Detection Methods for CVE-2026-26673
Indicators of Compromise
- Unexpected drone communication dropouts or latency spikes during flight operations
- Abnormal WiFi traffic patterns or packet floods detected near drone operations
- Repeated connection failures between DJI controller and drone units
- Drone telemetry showing communication subsystem errors or restarts
Detection Strategies
- Monitor network traffic for unusual packet volumes or malformed frames targeting drone operating frequencies
- Implement wireless intrusion detection systems (WIDS) in sensitive operational areas
- Review drone flight logs for communication anomalies or unexpected disconnections
- Deploy spectrum analyzers to detect potential interference or attack activity during critical operations
Monitoring Recommendations
- Enable detailed logging on DJI controller applications to capture connection state changes
- Monitor for firmware update availability from DJI and apply patches promptly
- Establish baseline communication metrics for normal drone operations to identify anomalies
- Consider implementing operational security protocols for drone flights in sensitive areas
How to Mitigate CVE-2026-26673
Immediate Actions Required
- Update affected DJI drone firmware to the latest available version above 0.1.00.0500
- Avoid operating affected drones in areas with potentially hostile wireless environments
- Implement physical security measures to prevent attackers from gaining wireless proximity during operations
- Consider using DJI's OcuSync-equipped models for operations requiring higher communication resilience
Patch Information
DJI has not yet published a dedicated security advisory for this vulnerability. Organizations using affected drone models should monitor DJI's official channels for firmware updates addressing the Enhanced-WiFi transmission subsystem vulnerability. The vulnerability affects firmware versions 0.1.00.0500 and below across multiple DJI consumer drone platforms.

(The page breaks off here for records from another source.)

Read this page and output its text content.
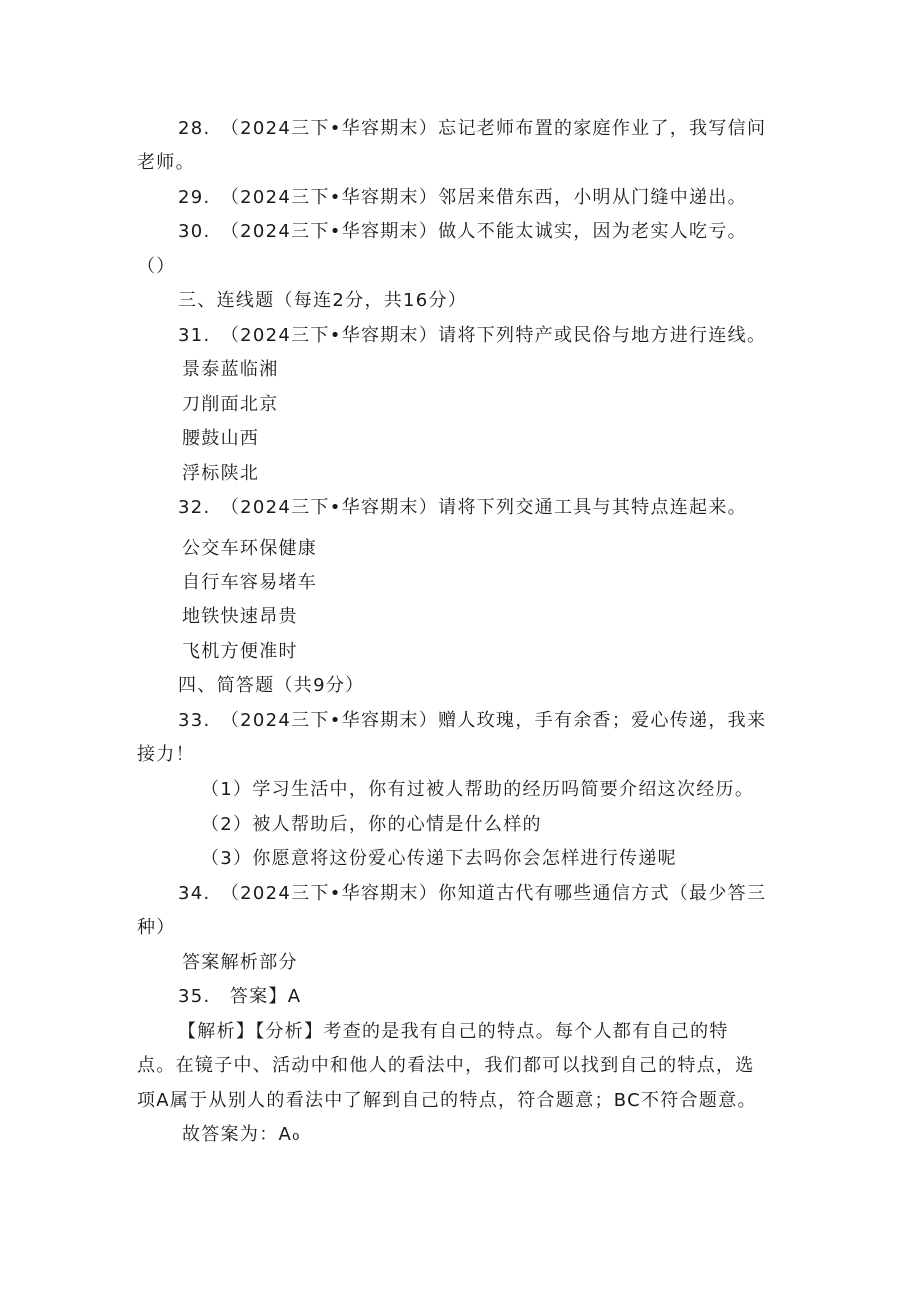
28.　（2024三下•华容期末）忘记老师布置的家庭作业了，我写信问
老师。
29.　（2024三下•华容期末）邻居来借东西，小明从门缝中递出。
30.　（2024三下•华容期末）做人不能太诚实，因为老实人吃亏。
（）
三、连线题（每连2分，共16分）
31.　（2024三下•华容期末）请将下列特产或民俗与地方进行连线。
景泰蓝临湘
刀削面北京
腰鼓山西
浮标陕北
32.　（2024三下•华容期末）请将下列交通工具与其特点连起来。
公交车环保健康
自行车容易堵车
地铁快速昂贵
飞机方便准时
四、简答题（共9分）
33.　（2024三下•华容期末）赠人玫瑰，手有余香；爱心传递，我来
接力！
（1）学习生活中，你有过被人帮助的经历吗简要介绍这次经历。
（2）被人帮助后，你的心情是什么样的
（3）你愿意将这份爱心传递下去吗你会怎样进行传递呢
34.　（2024三下•华容期末）你知道古代有哪些通信方式（最少答三
种）
答案解析部分
35.　答案】A
【解析】【分析】考查的是我有自己的特点。每个人都有自己的特
点。在镜子中、活动中和他人的看法中，我们都可以找到自己的特点，选
项A属于从别人的看法中了解到自己的特点，符合题意；BC不符合题意。
故答案为：A₀
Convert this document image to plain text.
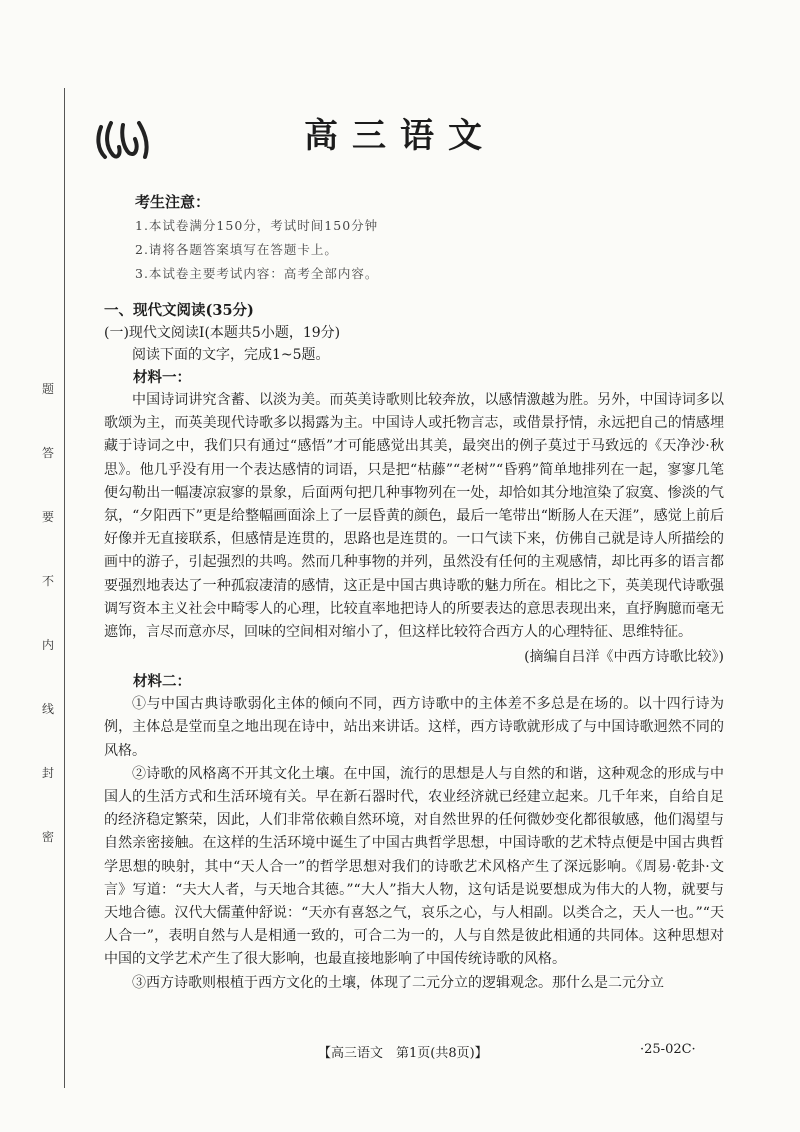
题
答
要
不
内
线
封
密
高三语文
考生注意：
1.本试卷满分150分，考试时间150分钟
2.请将各题答案填写在答题卡上。
3.本试卷主要考试内容：高考全部内容。
一、现代文阅读(35分)
(一)现代文阅读Ⅰ(本题共5小题，19分)
阅读下面的文字，完成1~5题。
材料一：

中国诗词讲究含蓄、以淡为美。而英美诗歌则比较奔放，以感情激越为胜。另外，中国诗词多以歌颂为主，而英美现代诗歌多以揭露为主。中国诗人或托物言志，或借景抒情，永远把自己的情感埋藏于诗词之中，我们只有通过“感悟”才可能感觉出其美，最突出的例子莫过于马致远的《天净沙·秋思》。他几乎没有用一个表达感情的词语，只是把“枯藤”“老树”“昏鸦”简单地排列在一起，寥寥几笔便勾勒出一幅凄凉寂寥的景象，后面两句把几种事物列在一处，却恰如其分地渲染了寂寞、惨淡的气氛，“夕阳西下”更是给整幅画面涂上了一层昏黄的颜色，最后一笔带出“断肠人在天涯”，感觉上前后好像并无直接联系，但感情是连贯的，思路也是连贯的。一口气读下来，仿佛自己就是诗人所描绘的画中的游子，引起强烈的共鸣。然而几种事物的并列，虽然没有任何的主观感情，却比再多的语言都要强烈地表达了一种孤寂凄清的感情，这正是中国古典诗歌的魅力所在。相比之下，英美现代诗歌强调写资本主义社会中畸零人的心理，比较直率地把诗人的所要表达的意思表现出来，直抒胸臆而毫无遮饰，言尽而意亦尽，回味的空间相对缩小了，但这样比较符合西方人的心理特征、思维特征。

(摘编自吕洋《中西方诗歌比较》)
材料二：

①与中国古典诗歌弱化主体的倾向不同，西方诗歌中的主体差不多总是在场的。以十四行诗为例，主体总是堂而皇之地出现在诗中，站出来讲话。这样，西方诗歌就形成了与中国诗歌迥然不同的风格。

②诗歌的风格离不开其文化土壤。在中国，流行的思想是人与自然的和谐，这种观念的形成与中国人的生活方式和生活环境有关。早在新石器时代，农业经济就已经建立起来。几千年来，自给自足的经济稳定繁荣，因此，人们非常依赖自然环境，对自然世界的任何微妙变化都很敏感，他们渴望与自然亲密接触。在这样的生活环境中诞生了中国古典哲学思想，中国诗歌的艺术特点便是中国古典哲学思想的映射，其中“天人合一”的哲学思想对我们的诗歌艺术风格产生了深远影响。《周易·乾卦·文言》写道：“夫大人者，与天地合其德。”“大人”指大人物，这句话是说要想成为伟大的人物，就要与天地合德。汉代大儒董仲舒说：“天亦有喜怒之气，哀乐之心，与人相副。以类合之，天人一也。”“天人合一”，表明自然与人是相通一致的，可合二为一的，人与自然是彼此相通的共同体。这种思想对中国的文学艺术产生了很大影响，也最直接地影响了中国传统诗歌的风格。

③西方诗歌则根植于西方文化的土壤，体现了二元分立的逻辑观念。那什么是二元分立

【高三语文　第1页(共8页)】	·25-02C·
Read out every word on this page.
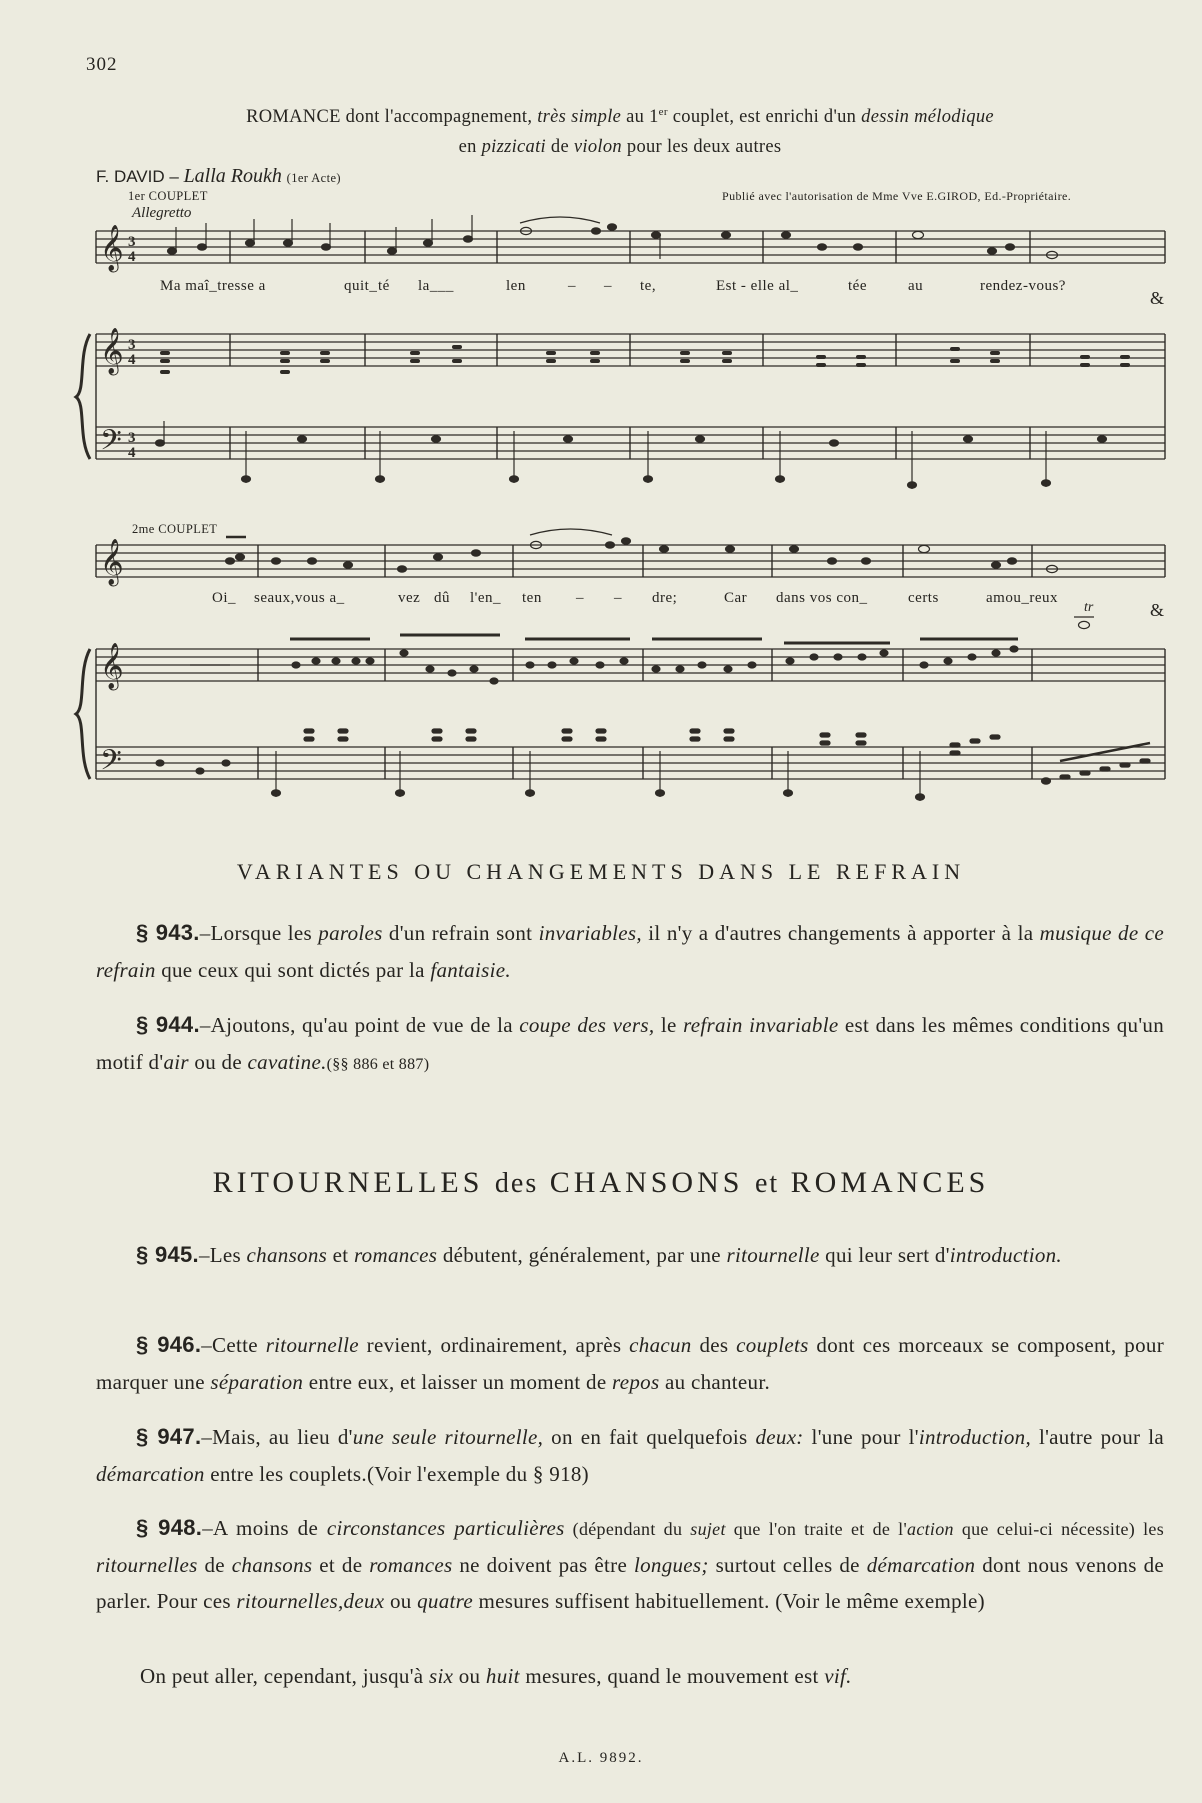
302
ROMANCE dont l'accompagnement, très simple au 1er couplet, est enrichi d'un dessin mélodique
en pizzicati de violon pour les deux autres
F. DAVID – Lalla Roukh (1er Acte)
1er COUPLET	Publié avec l'autorisation de Mme Vve E.GIROD, Ed.-Propriétaire.
Allegretto
𝄞
𝄞
𝄢
3
4
3
4
3
4
Ma maî_tresse a	quit_ té la___	len	– – te,	Est - elle al_	tée	au	rendez-vous?
&
2me COUPLET
𝄞
𝄞
𝄢
Oi_ seaux,vous a_	vez dû l'en_ ten – – dre;	Car dans vos con_	certs	amou_reux
tr	&
VARIANTES OU CHANGEMENTS DANS LE REFRAIN
§ 943.–Lorsque les paroles d'un refrain sont invariables, il n'y a d'autres changements à apporter à la musique de ce refrain que ceux qui sont dictés par la fantaisie.
§ 944.–Ajoutons, qu'au point de vue de la coupe des vers, le refrain invariable est dans les mêmes conditions qu'un motif d'air ou de cavatine.(§§ 886 et 887)
RITOURNELLES des CHANSONS et ROMANCES
§ 945.–Les chansons et romances débutent, généralement, par une ritournelle qui leur sert d'introduction.
§ 946.–Cette ritournelle revient, ordinairement, après chacun des couplets dont ces morceaux se composent, pour marquer une séparation entre eux, et laisser un moment de repos au chanteur.
§ 947.–Mais, au lieu d'une seule ritournelle, on en fait quelquefois deux: l'une pour l'introduction, l'autre pour la démarcation entre les couplets.(Voir l'exemple du § 918)
§ 948.–A moins de circonstances particulières (dépendant du sujet que l'on traite et de l'action que celui-ci nécessite) les ritournelles de chansons et de romances ne doivent pas être longues; surtout celles de démarcation dont nous venons de parler. Pour ces ritournelles,deux ou quatre mesures suffisent habituellement. (Voir le même exemple)
On peut aller, cependant, jusqu'à six ou huit mesures, quand le mouvement est vif.
A.L. 9892.
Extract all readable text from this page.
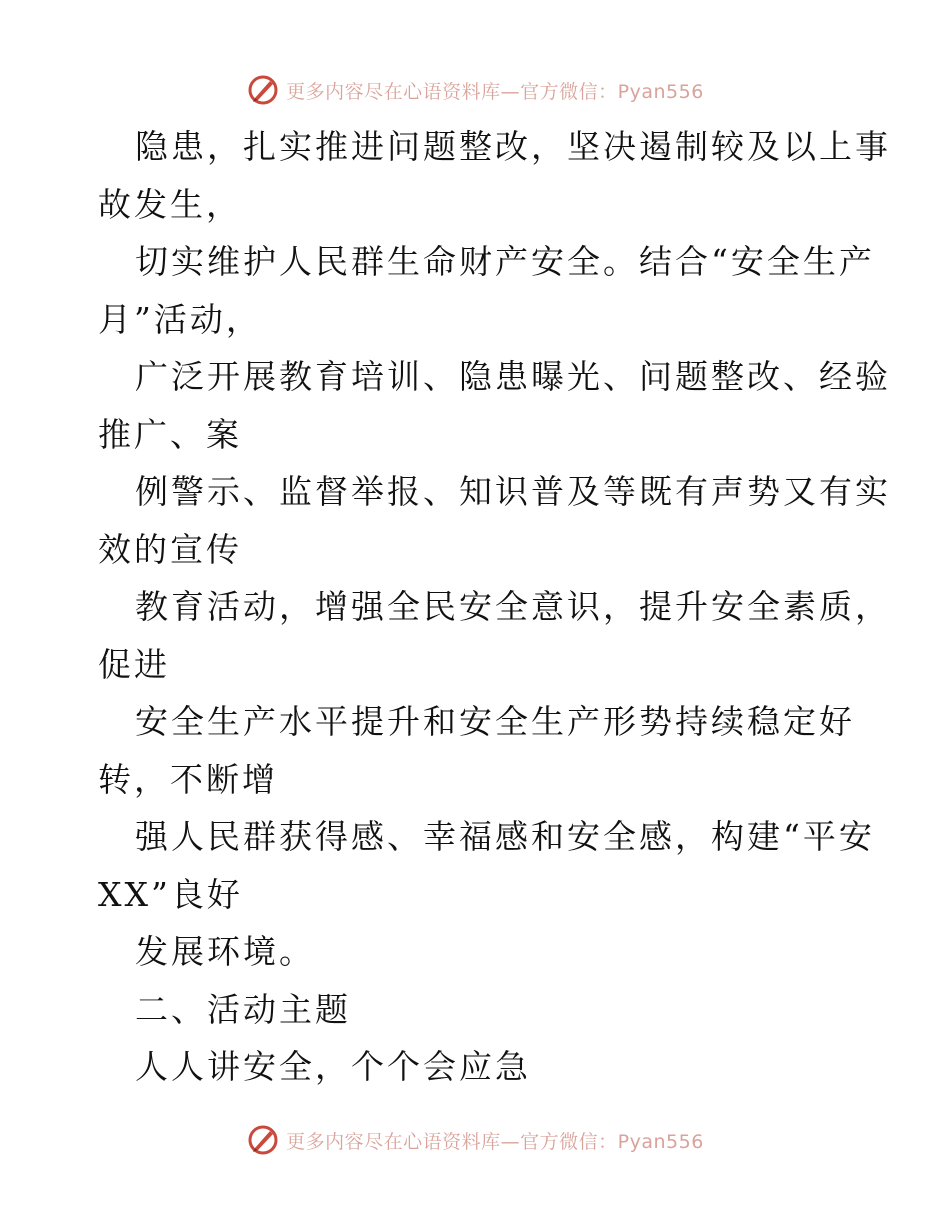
更多内容尽在心语资料库—官方微信：Pyan556
隐患，扎实推进问题整改，坚决遏制较及以上事
故发生，
切实维护人民群生命财产安全。结合“安全生产
月”活动，
广泛开展教育培训、隐患曝光、问题整改、经验
推广、案
例警示、监督举报、知识普及等既有声势又有实
效的宣传
教育活动，增强全民安全意识，提升安全素质，
促进
安全生产水平提升和安全生产形势持续稳定好
转，不断增
强人民群获得感、幸福感和安全感，构建“平安
XX”良好
发展环境。
二、活动主题
人人讲安全，个个会应急
更多内容尽在心语资料库—官方微信：Pyan556
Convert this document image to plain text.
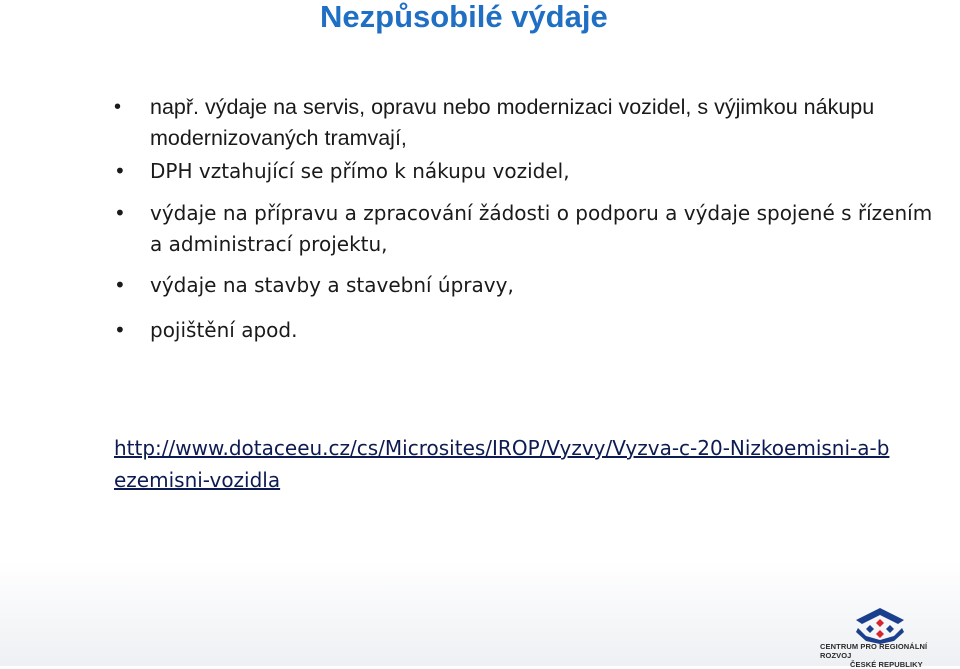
Nezpůsobilé výdaje
• např. výdaje na servis, opravu nebo modernizaci vozidel, s výjimkou nákupu modernizovaných tramvají,
• DPH vztahující se přímo k nákupu vozidel,
• výdaje na přípravu a zpracování žádosti o podporu a výdaje spojené s řízením a administrací projektu,
• výdaje na stavby a stavební úpravy,
• pojištění apod.
http://www.dotaceeu.cz/cs/Microsites/IROP/Vyzvy/Vyzva-c-20-Nizkoemisni-a-bezemisni-vozidla
CENTRUM PRO REGIONÁLNÍ ROZVOJ
ČESKÉ REPUBLIKY
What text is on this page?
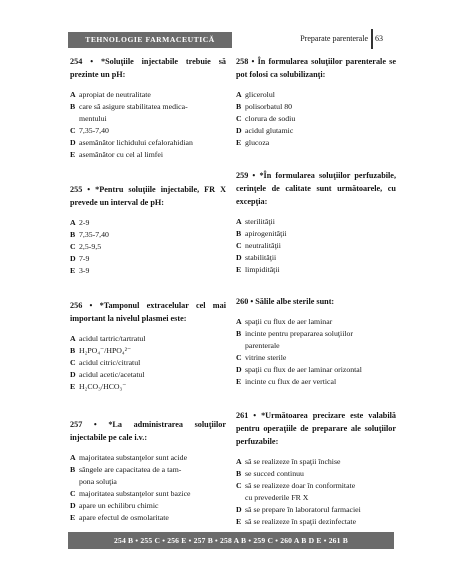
TEHNOLOGIE FARMACEUTICĂ	Preparate parenterale 63

254 • *Soluţiile injectabile trebuie să prezinte un pH:

A apropiat de neutralitate
B care să asigure stabilitatea medica-
mentului
C 7,35-7,40
D asemănător lichidului cefalorahidian
E asemănător cu cel al limfei

255 • *Pentru soluţiile injectabile, FR X prevede un interval de pH:

A 2-9
B 7,35-7,40
C 2,5-9,5
D 7-9
E 3-9

256 • *Tamponul extracelular cel mai important la nivelul plasmei este:

A acidul tartric/tartratul
B H₂PO₄⁻/HPO₄²⁻
C acidul citric/citratul
D acidul acetic/acetatul
E H₂CO₃/HCO₃⁻

257 • *La administrarea soluţiilor injectabile pe cale i.v.:

A majoritatea substanţelor sunt acide
B sângele are capacitatea de a tam-
pona soluţia
C majoritatea substanţelor sunt bazice
D apare un echilibru chimic
E apare efectul de osmolaritate

258 • În formularea soluţiilor parenterale se pot folosi ca solubilizanţi:

A glicerolul
B polisorbatul 80
C clorura de sodiu
D acidul glutamic
E glucoza

259 • *În formularea soluţiilor perfuzabile, cerinţele de calitate sunt următoarele, cu excepţia:

A sterilităţii
B apirogenităţii
C neutralităţii
D stabilităţii
E limpidităţii

260 • Sălile albe sterile sunt:

A spaţii cu flux de aer laminar
B incinte pentru prepararea soluţiilor
parenterale
C vitrine sterile
D spaţii cu flux de aer laminar orizontal
E incinte cu flux de aer vertical

261 • *Următoarea precizare este valabilă pentru operaţiile de preparare ale soluţiilor perfuzabile:

A să se realizeze în spaţii închise
B se succed continuu
C să se realizeze doar în conformitate
cu prevederile FR X
D să se prepare în laboratorul farmaciei
E să se realizeze în spaţii dezinfectate
254 B • 255 C • 256 E • 257 B • 258 A B • 259 C • 260 A B D E • 261 B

For technical details regarding the vulnerability, refer to the DJI-CatNect GitHub repository.
Workarounds
- Limit drone operations to controlled environments with restricted wireless access
- Use signal shielding or directional antennas to reduce exposure to unauthorized wireless sources
- Implement pre-flight wireless spectrum scanning to detect potential threats
- Establish backup pilot procedures for unexpected communication loss scenarios
- Consider temporary grounding of affected models for mission-critical operations until patches are available
# Check current DJI firmware version via DJI Assistant 2
# Connect drone via USB and verify firmware status
# Update to latest firmware if version is 0.1.00.0500 or below
# For operational security, pre-flight wireless assessment:
# Scan local spectrum for unusual activity before drone deployment
# Document baseline signal environment for anomaly detection
Disclaimer: This content was generated using AI. While we strive for accuracy, please verify critical information with official sources.